An Abstract Interpretation Framework for Diagnosis and Verification of Timed Concurrent Constraint Languages

January 16, 2014

Laura Titolo


An Abstract Interpretation Framework for Diagnosis and Verification of Timed Concurrent Constraint Languages

Time:   11:00am
Location:   Meeting room 202 (Hill View), level 2

Formal verification of concurrent and reactive systems is necessary for many modern critical applications.

The Timed Concurrent Constraint Language (tccp in short) is a simple but powerful model for concurrent and reactive systems. In this language the notion of time is modeled by a global and discrete clock and the information on system variables is handled by an underlying constraint system.

The existing formal techniques for the verification of tccp are based on model checking, which suffers the well known state-explosion problem.

Abstract interpretation is an alternative to model checking: it is a theory of sound semantic approximation proposed with the aim of providing a general framework for analysis, verification and debugging of systems.

In this talk, I present a semantic framework for tccp based on abstract interpretation with the purpose of formally verifying and debugging tccp programs.

The key point for the efficacy of the proposed methodology is the adequacy of the underlying concrete semantics which models precisely the small-step behavior of tccp and is suitable to be used in the abstract interpretation framework.

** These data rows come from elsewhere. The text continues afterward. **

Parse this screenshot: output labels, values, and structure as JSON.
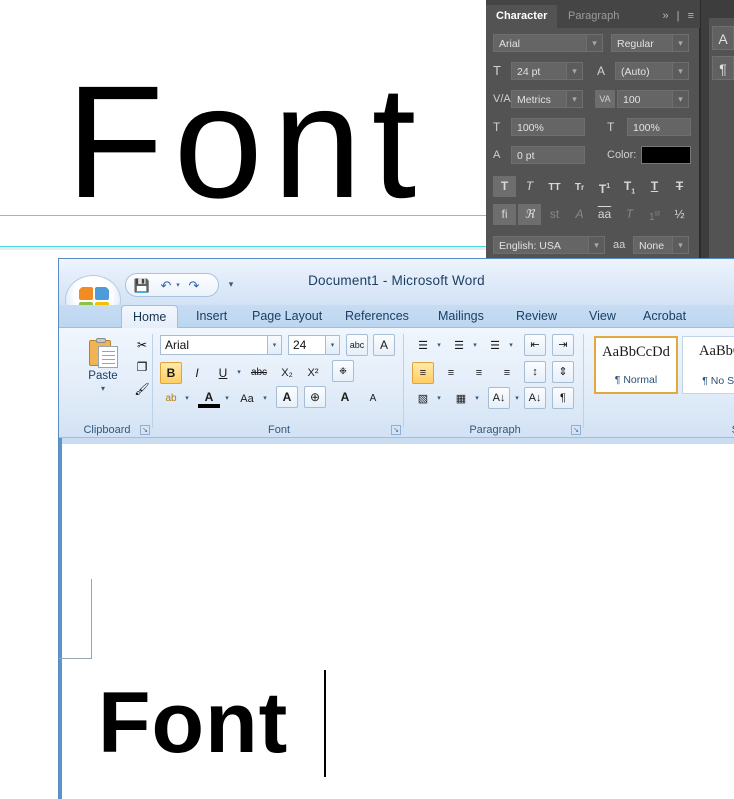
{
  "photoshop": {
    "canvas_text": "Font",
    "panel": {
      "tabs": [
        {
          "label": "Character",
          "active": true
        },
        {
          "label": "Paragraph",
          "active": false
        }
      ],
      "tab_icons": {
        "collapse": "»",
        "divider": "|",
        "menu": "≡"
      },
      "font_family": "Arial",
      "font_style": "Regular",
      "font_size_icon": "T",
      "font_size": "24 pt",
      "leading_icon": "A",
      "leading": "(Auto)",
      "kerning_icon": "V/A",
      "kerning": "Metrics",
      "tracking_icon": "VA",
      "tracking": "100",
      "vertical_scale_icon": "T",
      "vertical_scale": "100%",
      "horizontal_scale_icon": "T",
      "horizontal_scale": "100%",
      "baseline_icon": "A",
      "baseline_shift": "0 pt",
      "color_label": "Color:",
      "color_value": "#000000",
      "style_buttons": [
        {
          "glyph": "T",
          "name": "faux-bold",
          "active": true,
          "dim": false
        },
        {
          "glyph": "T",
          "name": "faux-italic",
          "active": false,
          "dim": false
        },
        {
          "glyph": "TT",
          "name": "all-caps",
          "active": false,
          "dim": false
        },
        {
          "glyph": "Tr",
          "name": "small-caps",
          "active": false,
          "dim": false
        },
        {
          "glyph": "T",
          "name": "superscript",
          "active": false,
          "dim": false
        },
        {
          "glyph": "T",
          "name": "subscript",
          "active": false,
          "dim": false
        },
        {
          "glyph": "T",
          "name": "underline",
          "active": false,
          "dim": false
        },
        {
          "glyph": "T",
          "name": "strikethrough",
          "active": false,
          "dim": false
        }
      ],
      "opentype_buttons": [
        {
          "glyph": "fi",
          "name": "standard-ligatures",
          "active": true,
          "dim": false
        },
        {
          "glyph": "℘",
          "name": "contextual-alternates",
          "active": true,
          "dim": false
        },
        {
          "glyph": "st",
          "name": "discretionary-ligatures",
          "active": false,
          "dim": true
        },
        {
          "glyph": "A",
          "name": "swash",
          "active": false,
          "dim": true
        },
        {
          "glyph": "aa",
          "name": "oldstyle",
          "active": false,
          "dim": false
        },
        {
          "glyph": "T",
          "name": "titling-alternates",
          "active": false,
          "dim": true
        },
        {
          "glyph": "1st",
          "name": "ordinals",
          "active": false,
          "dim": true
        },
        {
          "glyph": "½",
          "name": "fractions",
          "active": false,
          "dim": false
        }
      ],
      "language": "English: USA",
      "antialias_icon": "aa",
      "antialias": "None"
    },
    "dock_buttons": [
      {
        "glyph": "A",
        "name": "character-panel-icon"
      },
      {
        "glyph": "¶",
        "name": "paragraph-panel-icon"
      }
    ]
  },
  "word": {
    "title": "Document1 - Microsoft Word",
    "quick_access": {
      "save": "💾",
      "undo": "↶",
      "undo_caret": "▾",
      "redo": "↷",
      "customize": "▾"
    },
    "tabs": [
      {
        "label": "Home",
        "active": true
      },
      {
        "label": "Insert",
        "active": false
      },
      {
        "label": "Page Layout",
        "active": false
      },
      {
        "label": "References",
        "active": false
      },
      {
        "label": "Mailings",
        "active": false
      },
      {
        "label": "Review",
        "active": false
      },
      {
        "label": "View",
        "active": false
      },
      {
        "label": "Acrobat",
        "active": false
      }
    ],
    "ribbon": {
      "clipboard": {
        "label": "Clipboard",
        "paste_label": "Paste",
        "paste_arrow": "▾",
        "cut_icon": "✂",
        "copy_icon": "❐",
        "format_painter_icon": "🖌",
        "dialog_launcher": "↘"
      },
      "font": {
        "label": "Font",
        "font_name": "Arial",
        "font_size": "24",
        "grow_font": "A",
        "shrink_font": "A",
        "change_case": "Aa",
        "clear_formatting": "A",
        "phonetic_guide": "abc",
        "enclose_characters": "A",
        "bold": "B",
        "bold_active": true,
        "italic": "I",
        "underline": "U",
        "strikethrough": "abc",
        "subscript": "X₂",
        "superscript": "X²",
        "text_highlight": "ab",
        "font_color": "A",
        "text_effects": "A",
        "character_border": "⊕",
        "dialog_launcher": "↘"
      },
      "paragraph": {
        "label": "Paragraph",
        "bullets": "☰",
        "numbering": "☰",
        "multilevel": "☰",
        "decrease_indent": "⇤",
        "increase_indent": "⇥",
        "align_left": "≡",
        "align_left_active": true,
        "align_center": "≡",
        "align_right": "≡",
        "justify": "≡",
        "line_spacing": "↕",
        "shading": "▧",
        "borders": "▦",
        "sort": "A↓",
        "show_marks": "¶",
        "dialog_launcher": "↘"
      },
      "styles": {
        "label": "St",
        "items": [
          {
            "sample": "AaBbCcDd",
            "name": "¶ Normal",
            "selected": true
          },
          {
            "sample": "AaBbCc",
            "name": "¶ No Spa",
            "selected": false
          }
        ]
      }
    },
    "document": {
      "text": "Font"
    }
  }
}
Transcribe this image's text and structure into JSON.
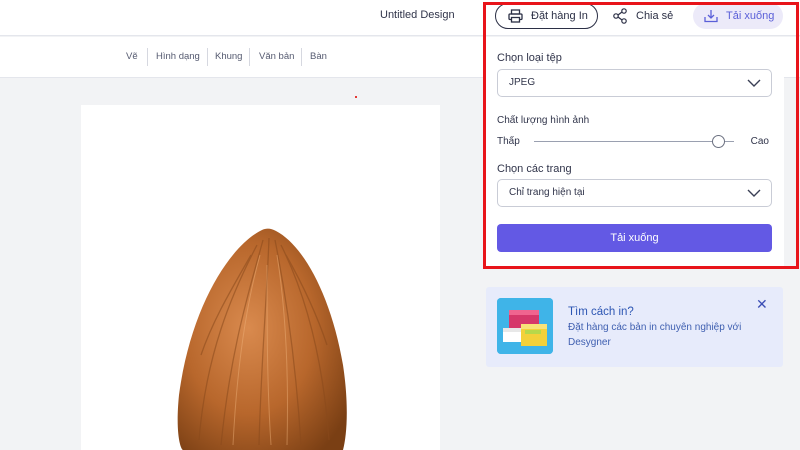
{
  "header": {
    "title": "Untitled Design",
    "print_label": "Đặt hàng In",
    "share_label": "Chia sẻ",
    "download_label": "Tải xuống"
  },
  "toolbar": {
    "items": [
      "Vẽ",
      "Hình dạng",
      "Khung",
      "Văn bản",
      "Bàn"
    ]
  },
  "download_panel": {
    "file_type_label": "Chọn loại tệp",
    "file_type_value": "JPEG",
    "quality_label": "Chất lượng hình ảnh",
    "quality_low": "Thấp",
    "quality_high": "Cao",
    "quality_level": 0.92,
    "pages_label": "Chọn các trang",
    "pages_value": "Chỉ trang hiện tại",
    "submit_label": "Tải xuống"
  },
  "promo": {
    "title": "Tìm cách in?",
    "description": "Đặt hàng các bản in chuyên nghiệp với Desygner",
    "close_icon": "close-icon"
  },
  "colors": {
    "accent": "#6359e4",
    "highlight": "#e8141a",
    "promo_bg": "#e7ebfb",
    "link_blue": "#2d56b3"
  },
  "icons": [
    "printer-icon",
    "share-icon",
    "download-icon",
    "chevron-down-icon",
    "close-icon"
  ]
}
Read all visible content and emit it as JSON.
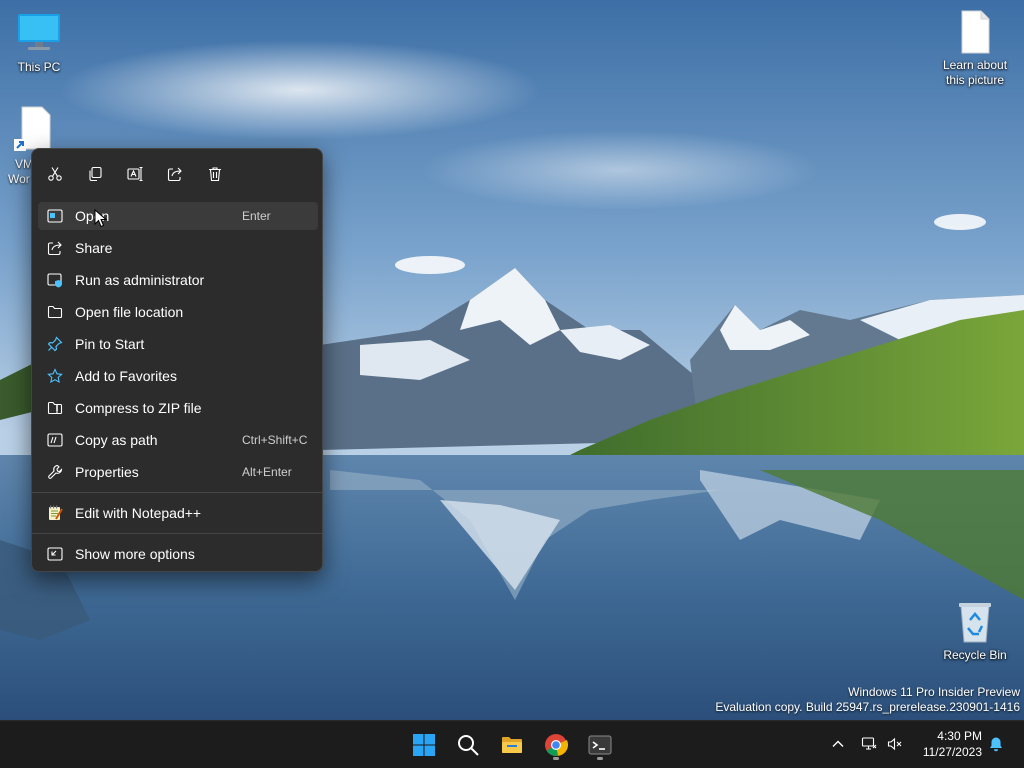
{
  "desktop": {
    "icons": [
      {
        "label": "This PC",
        "icon": "monitor-icon"
      },
      {
        "label": "Learn about this picture",
        "icon": "file-icon"
      },
      {
        "label": "Recycle Bin",
        "icon": "recycle-bin-icon"
      }
    ],
    "partial_shortcut": {
      "line1": "VM",
      "line2": "Wor",
      "icon": "file-shortcut-icon"
    }
  },
  "context_menu": {
    "quick_actions": [
      {
        "name": "cut",
        "icon": "scissors-icon"
      },
      {
        "name": "copy",
        "icon": "copy-icon"
      },
      {
        "name": "rename",
        "icon": "rename-icon"
      },
      {
        "name": "share",
        "icon": "share-icon"
      },
      {
        "name": "delete",
        "icon": "trash-icon"
      }
    ],
    "items": [
      {
        "label": "Open",
        "shortcut": "Enter",
        "icon": "open-window-icon"
      },
      {
        "label": "Share",
        "shortcut": "",
        "icon": "share-icon"
      },
      {
        "label": "Run as administrator",
        "shortcut": "",
        "icon": "admin-shield-icon"
      },
      {
        "label": "Open file location",
        "shortcut": "",
        "icon": "folder-icon"
      },
      {
        "label": "Pin to Start",
        "shortcut": "",
        "icon": "pin-icon"
      },
      {
        "label": "Add to Favorites",
        "shortcut": "",
        "icon": "star-icon"
      },
      {
        "label": "Compress to ZIP file",
        "shortcut": "",
        "icon": "zip-folder-icon"
      },
      {
        "label": "Copy as path",
        "shortcut": "Ctrl+Shift+C",
        "icon": "copy-path-icon"
      },
      {
        "label": "Properties",
        "shortcut": "Alt+Enter",
        "icon": "wrench-icon"
      },
      {
        "label": "Edit with Notepad++",
        "shortcut": "",
        "icon": "notepadpp-icon"
      },
      {
        "label": "Show more options",
        "shortcut": "",
        "icon": "more-options-icon"
      }
    ]
  },
  "watermark": {
    "line1": "Windows 11 Pro Insider Preview",
    "line2": "Evaluation copy. Build 25947.rs_prerelease.230901-1416"
  },
  "taskbar": {
    "apps": [
      {
        "name": "Start",
        "icon": "windows-logo-icon"
      },
      {
        "name": "Search",
        "icon": "search-icon"
      },
      {
        "name": "File Explorer",
        "icon": "file-explorer-icon"
      },
      {
        "name": "Google Chrome",
        "icon": "chrome-icon"
      },
      {
        "name": "Terminal",
        "icon": "terminal-icon"
      }
    ],
    "tray": {
      "icons": [
        "chevron-up-icon",
        "network-icon",
        "volume-muted-icon",
        "notification-bell-icon"
      ],
      "time": "4:30 PM",
      "date": "11/27/2023"
    }
  },
  "colors": {
    "menu_bg": "#2c2c2c",
    "menu_hover": "#3b3b3b",
    "taskbar_bg": "#1c1c1c",
    "accent": "#4cc2ff"
  }
}
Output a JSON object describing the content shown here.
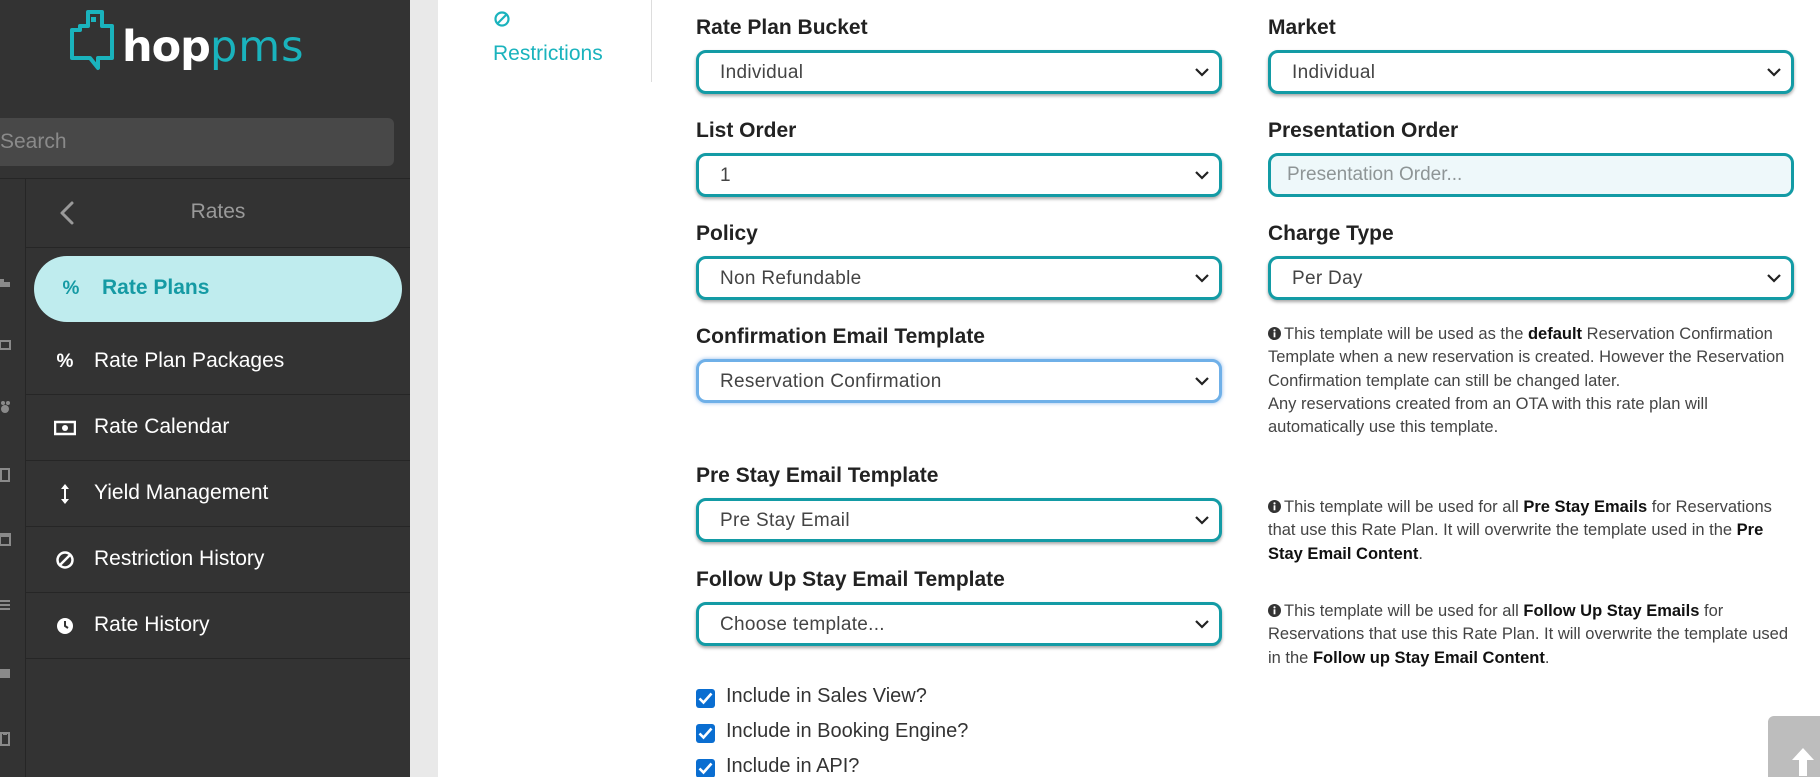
{
  "app": {
    "logo_text_primary": "hop",
    "logo_text_secondary": "pms"
  },
  "sidebar": {
    "search_placeholder": "Search",
    "section_title": "Rates",
    "items": [
      {
        "label": "Rate Plans",
        "icon": "percent-icon",
        "active": true
      },
      {
        "label": "Rate Plan Packages",
        "icon": "percent-icon",
        "active": false
      },
      {
        "label": "Rate Calendar",
        "icon": "money-bill-icon",
        "active": false
      },
      {
        "label": "Yield Management",
        "icon": "vertical-arrows-icon",
        "active": false
      },
      {
        "label": "Restriction History",
        "icon": "ban-icon",
        "active": false
      },
      {
        "label": "Rate History",
        "icon": "clock-icon",
        "active": false
      }
    ]
  },
  "tabs": {
    "restrictions_label": "Restrictions"
  },
  "form": {
    "rate_plan_bucket": {
      "label": "Rate Plan Bucket",
      "value": "Individual"
    },
    "market": {
      "label": "Market",
      "value": "Individual"
    },
    "list_order": {
      "label": "List Order",
      "value": "1"
    },
    "presentation_order": {
      "label": "Presentation Order",
      "placeholder": "Presentation Order..."
    },
    "policy": {
      "label": "Policy",
      "value": "Non Refundable"
    },
    "charge_type": {
      "label": "Charge Type",
      "value": "Per Day"
    },
    "confirmation_email": {
      "label": "Confirmation Email Template",
      "value": "Reservation Confirmation"
    },
    "pre_stay_email": {
      "label": "Pre Stay Email Template",
      "value": "Pre Stay Email"
    },
    "follow_up_email": {
      "label": "Follow Up Stay Email Template",
      "value": "Choose template..."
    }
  },
  "help": {
    "confirmation": {
      "t1": "This template will be used as the ",
      "b1": "default",
      "t2": " Reservation Confirmation Template when a new reservation is created. However the Reservation Confirmation template can still be changed later.",
      "t3": "Any reservations created from an OTA with this rate plan will automatically use this template."
    },
    "pre_stay": {
      "t1": "This template will be used for all ",
      "b1": "Pre Stay Emails",
      "t2": " for Reservations that use this Rate Plan. It will overwrite the template used in the ",
      "b2": "Pre Stay Email Content",
      "t3": "."
    },
    "follow_up": {
      "t1": "This template will be used for all ",
      "b1": "Follow Up Stay Emails",
      "t2": " for Reservations that use this Rate Plan. It will overwrite the template used in the ",
      "b2": "Follow up Stay Email Content",
      "t3": "."
    }
  },
  "checkboxes": [
    {
      "label": "Include in Sales View?",
      "checked": true
    },
    {
      "label": "Include in Booking Engine?",
      "checked": true
    },
    {
      "label": "Include in API?",
      "checked": true
    }
  ],
  "colors": {
    "accent": "#1ab3bd",
    "sidebar_bg": "#333333",
    "active_bg": "#bfecee",
    "checkbox": "#0a6ed1"
  }
}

The main idea behind my approach is to approximate this concrete semantics into suitable abstract domains in order to obtain effectiveness and efficiency at the price of losing some precision in the results.

More specifically, I present two different abstract domains: the first one approximates the information content of tccp behavioral traces, while the second one approximates the small-step semantics with temporal logic formulas.